Solve the following system of non-linear equations: $$\begin{align}x^2+4xy+y^2&=13\\ 2x^2+3xy&=8.\end{align}$$
I started off this problem by rearranging and substituting but I’m stuck. I think that I have to change this system to a simple equation in one variable, but I don't know how to do it, please help me.
On
Hint: $$y=\frac{8-2x^2}{3x},\quad x\neq 0 \tag 1$$
for the second equation. After substitute into first equation $$x^2+4xy+y^2=13$$ this value of $y$ you will found these solutions:
$$x=i\frac{8\sqrt{11}}{11},\:x=-i\frac{8\sqrt{11}}{11},\:x=1,\:x=-1$$ Take these solutions and substitute them on $2x^2+3xy=8$ to find the $y$ values.
On
As @Michael Hoppe stated in his answer, if we multiply the first equation by $−8$ and the second one by $13$, we can add the two equations and factor to get $(9x+8y)(2x-y) = 0$. We now have that $$2x = y$$ $$\text{or}$$ $$9x = -8y.$$
Quick side note: When you can't go any further try multiplying each equation by a certain number so that when you add or subtract, you cancel out the constant. Then you have a chance of factoring.
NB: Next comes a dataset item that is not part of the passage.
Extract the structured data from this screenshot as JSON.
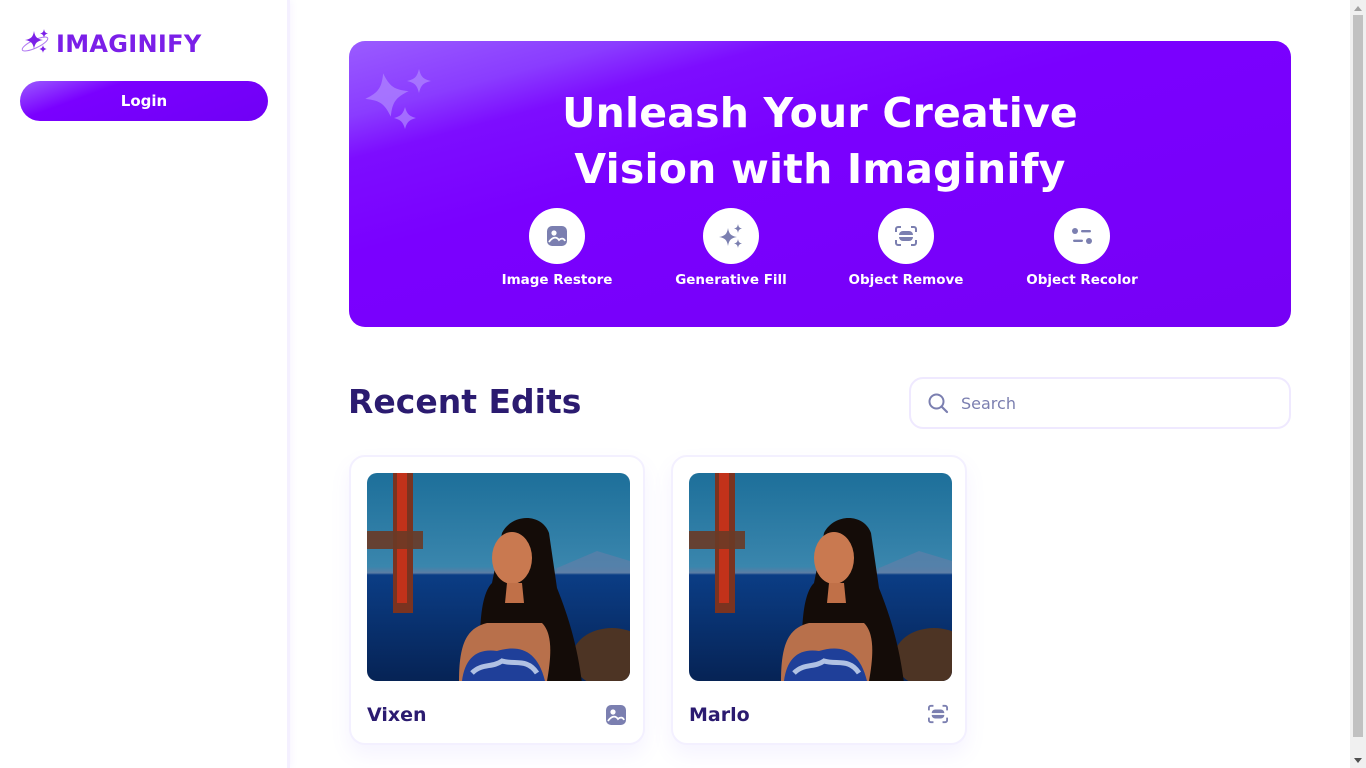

Plugging into the second equation gets us $2x^2+6x^2 = 8$, so $8x^2 = 8$ and $x = \pm 1$. Substituting each again into the second equation gets us two solution pairs, $(1, 2)$ and $(-1, -2)$.
Now we plug in $y = -\frac{9}{8}x$ and get $2x^2-\frac{27}{8}x^2 = 8$, so $-\frac{11}{8}x^2 = 8$. $x^2 = -\frac{64}{11}$, so $x = \pm i\cdot \frac{8}{\sqrt{11}}$. We get two more solution pairs, $(\frac{8i}{\sqrt{11}}, -\frac{9i}{\sqrt{11}})$ and $(-\frac{8i}{\sqrt{11}}, \frac{9i}{\sqrt{11}})$. (Of course, you can rationalize the denominator on your own.)
Final answer: $(1, 2), (-1, -2), (\frac{8i}{\sqrt{11}}, -\frac{9i}{\sqrt{11}}), (-\frac{8i}{\sqrt{11}}, \frac{9i}{\sqrt{11}})$.
-FruDe
Get rid of $13$ and $8$ by multiplying the first equation by $-8$ and the second one by $13$. Add both. Factorizing gives $(9x+8y)(2x-y)=0$.